Mon, Dec 16, 2019 - Page 15 News List

INTERVIEW: KYMCO Capital turning to start-ups in SE Asia

Venture capital fund KYMCO Capital is turning its gaze to thriving start-ups in Southeast Asia, after spending the past decade in China investing in automobile supply chain companies and building its strength. KYMCO Capital managing partner Gary Ting talked about the fund’s investment strategies and his vision in an interview with ‘Taipei Times’ staff reporter Lisa Wang on Dec. 6 in Taipei

KYMCO Capital managing partner Gary Ting poses for a photograph after an interview with the Taipei Times on Dec. 6 in Taipei.

Photo courtesy of KYMCO Capital

Taipei Times: Why did you and your partners want to start KYMCO Capital (金庫資本) a decade ago?

Gary Ting (丁學文): The fund was started 10 years ago to help Taiwanese companies tap into the Chinese market. A large number of Taiwanese firms found it difficult to break into the Chinese market because they did not know how to cater to Chinese tastes.

Kwang Yang Motor Co (光陽工業) set an example. About 24 years after entering the market, Kwang Yang maintained a marginal market position with annual sales of 10,000 KYMCO-brand motorcycles in China back in 2009, while the market was estimated to have annual sales topping 28 million vehicles.

At that time, Kwang Yang’s 400 component suppliers all faced the same problem of breaking into China’s automobile market, which was a relatively “closed and protected” market compared with the US or Europe. That was when KYMCO Capital came in and decided to serve as a platform, helping those companies to build partnerships and leverage each other’s strengths.

TT: What did you do to help Taiwanese firms overcome that bottleneck?

Ting: We truly believed that it would create the biggest value by integrating Taiwanese firms’ technologies with the wisdom of Chinese companies.

We thought equity investment was an appropriate way to facilitate such integration, so we came to the conclusion that we could provide technology and know-how by acquiring stakes from 6 to 30 percent in any company.

The Shanghai City Government was the first supporter of the fund, and Shanghai was the place where the fund started. Now we also have offices in Taipei, Singapore and New Delhi.

TT: What was the fund’s first investment project?

Ting: In 2012, the fund invested 60 million yuan (US$8.6 million) in Luyuan Electric Vehicle Co (綠源電動車), China’s second-largest electric scooter brand, as we wanted to know how to sell electric scooters in China’s second-tier and third-tier cities.

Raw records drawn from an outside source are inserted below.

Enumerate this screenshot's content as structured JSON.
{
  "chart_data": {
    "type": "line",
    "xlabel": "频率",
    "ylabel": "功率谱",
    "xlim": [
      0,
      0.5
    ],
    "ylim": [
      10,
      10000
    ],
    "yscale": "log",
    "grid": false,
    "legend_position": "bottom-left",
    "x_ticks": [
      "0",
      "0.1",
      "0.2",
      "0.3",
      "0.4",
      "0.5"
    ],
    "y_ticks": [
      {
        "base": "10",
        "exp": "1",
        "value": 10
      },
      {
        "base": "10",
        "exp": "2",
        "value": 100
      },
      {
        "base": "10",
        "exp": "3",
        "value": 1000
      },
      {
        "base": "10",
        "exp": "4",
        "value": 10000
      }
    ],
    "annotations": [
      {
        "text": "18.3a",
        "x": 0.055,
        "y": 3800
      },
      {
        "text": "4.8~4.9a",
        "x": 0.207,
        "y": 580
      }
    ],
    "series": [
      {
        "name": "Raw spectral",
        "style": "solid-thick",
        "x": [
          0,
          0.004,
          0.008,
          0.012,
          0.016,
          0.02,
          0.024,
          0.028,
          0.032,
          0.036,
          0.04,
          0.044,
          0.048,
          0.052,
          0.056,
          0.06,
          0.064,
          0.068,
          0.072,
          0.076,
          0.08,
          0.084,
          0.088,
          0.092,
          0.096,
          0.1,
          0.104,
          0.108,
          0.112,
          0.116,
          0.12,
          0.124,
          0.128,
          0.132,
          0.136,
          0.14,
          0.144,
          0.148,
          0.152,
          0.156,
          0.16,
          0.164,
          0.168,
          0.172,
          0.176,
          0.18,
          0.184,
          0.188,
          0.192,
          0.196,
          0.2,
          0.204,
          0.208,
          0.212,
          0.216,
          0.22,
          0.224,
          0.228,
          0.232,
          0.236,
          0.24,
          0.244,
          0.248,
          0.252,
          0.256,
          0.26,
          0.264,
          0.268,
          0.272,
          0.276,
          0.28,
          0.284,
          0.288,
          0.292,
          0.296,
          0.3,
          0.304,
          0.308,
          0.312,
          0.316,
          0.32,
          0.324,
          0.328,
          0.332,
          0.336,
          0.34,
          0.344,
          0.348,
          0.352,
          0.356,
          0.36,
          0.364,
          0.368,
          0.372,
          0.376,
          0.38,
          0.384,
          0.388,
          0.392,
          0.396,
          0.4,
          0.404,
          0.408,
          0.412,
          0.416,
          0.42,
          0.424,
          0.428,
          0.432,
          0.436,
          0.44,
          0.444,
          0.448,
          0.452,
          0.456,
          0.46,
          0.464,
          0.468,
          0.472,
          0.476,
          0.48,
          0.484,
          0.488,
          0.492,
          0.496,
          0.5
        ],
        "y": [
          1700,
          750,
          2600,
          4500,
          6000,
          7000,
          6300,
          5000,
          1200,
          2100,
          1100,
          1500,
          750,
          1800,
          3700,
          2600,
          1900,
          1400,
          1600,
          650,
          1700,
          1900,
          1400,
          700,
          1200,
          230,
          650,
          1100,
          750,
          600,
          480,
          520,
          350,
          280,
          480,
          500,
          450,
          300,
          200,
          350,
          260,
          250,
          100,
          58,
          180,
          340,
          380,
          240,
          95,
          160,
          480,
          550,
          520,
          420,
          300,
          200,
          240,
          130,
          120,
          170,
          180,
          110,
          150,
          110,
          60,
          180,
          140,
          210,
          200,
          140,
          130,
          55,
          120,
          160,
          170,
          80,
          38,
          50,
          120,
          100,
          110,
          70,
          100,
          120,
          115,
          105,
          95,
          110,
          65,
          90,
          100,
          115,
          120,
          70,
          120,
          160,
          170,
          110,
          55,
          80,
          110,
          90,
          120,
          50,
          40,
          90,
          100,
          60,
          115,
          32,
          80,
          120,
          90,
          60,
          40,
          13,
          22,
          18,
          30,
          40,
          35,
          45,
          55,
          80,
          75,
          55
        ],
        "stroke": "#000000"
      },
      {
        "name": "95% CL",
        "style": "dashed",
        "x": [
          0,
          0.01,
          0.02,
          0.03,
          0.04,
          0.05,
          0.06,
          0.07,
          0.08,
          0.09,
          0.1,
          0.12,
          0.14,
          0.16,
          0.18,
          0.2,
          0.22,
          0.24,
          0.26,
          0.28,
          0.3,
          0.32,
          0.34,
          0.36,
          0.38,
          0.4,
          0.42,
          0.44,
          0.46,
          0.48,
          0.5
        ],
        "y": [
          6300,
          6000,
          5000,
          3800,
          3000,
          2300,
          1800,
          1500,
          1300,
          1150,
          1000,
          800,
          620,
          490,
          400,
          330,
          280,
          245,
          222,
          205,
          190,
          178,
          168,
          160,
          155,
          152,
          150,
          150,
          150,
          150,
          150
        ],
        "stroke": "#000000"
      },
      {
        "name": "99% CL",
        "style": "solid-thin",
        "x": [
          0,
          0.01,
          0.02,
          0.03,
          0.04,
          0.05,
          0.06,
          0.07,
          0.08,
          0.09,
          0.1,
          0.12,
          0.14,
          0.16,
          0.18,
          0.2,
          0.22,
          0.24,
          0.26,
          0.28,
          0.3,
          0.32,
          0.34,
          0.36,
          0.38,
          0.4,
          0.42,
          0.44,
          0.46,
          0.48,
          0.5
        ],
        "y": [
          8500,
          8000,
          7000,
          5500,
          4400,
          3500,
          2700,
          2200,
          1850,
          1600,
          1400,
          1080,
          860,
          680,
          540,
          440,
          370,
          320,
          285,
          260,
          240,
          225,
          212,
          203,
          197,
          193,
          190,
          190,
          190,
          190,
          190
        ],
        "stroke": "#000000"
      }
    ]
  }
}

We also wanted to know how to build an electric scooter with retail prices as low as 2,000 yuan.

A year later, the fund and Luyuan created a joint venture called Luyuan Kwang Yang (綠源光陽) in Hangzhou, Zhejiang Province, which is one of China’s automobile hubs, with initial capital of 10 million yuan. The investment proved a good bargain.

With less than 100 million yuan, we built our distribution channel, established our brand and obtained a share of the local market.

TT: How big is the fund and who are its investors?

Ting: KYMCO Capital now manages seven funds with a combined capital of US$370 million. The fund operates independently from Kwang Yang. The motorcycle maker is an important investor in the fund, and we have been focusing on investing in motorcycle and automobile supply chains since day one.

The number of investors in the fund has grown to 37 from 11 in the initial stages. Most of them are from the automobile industry, including battery maker Simplo Technology Co (新普科技), electronic components maker Cheng Uei Precision Industry Co (正崴精密) and automobile bearings supplier Hengtong Machinery Co (亨通機械). Break and rear mirror makers also invested in the fund.

TT: What are the fund’s next investment targets? Are there any ongoing projects?

Ting: We concentrate on four major markets — Taiwan, China, India and Southeast Asia. We like start-ups because we believe that they are going to impact to human life in the next decade, just like the iPhone has totally changed daily life and retailers’ business models and consumer behavior. Electric vehicles and their supply chains are among our favorites.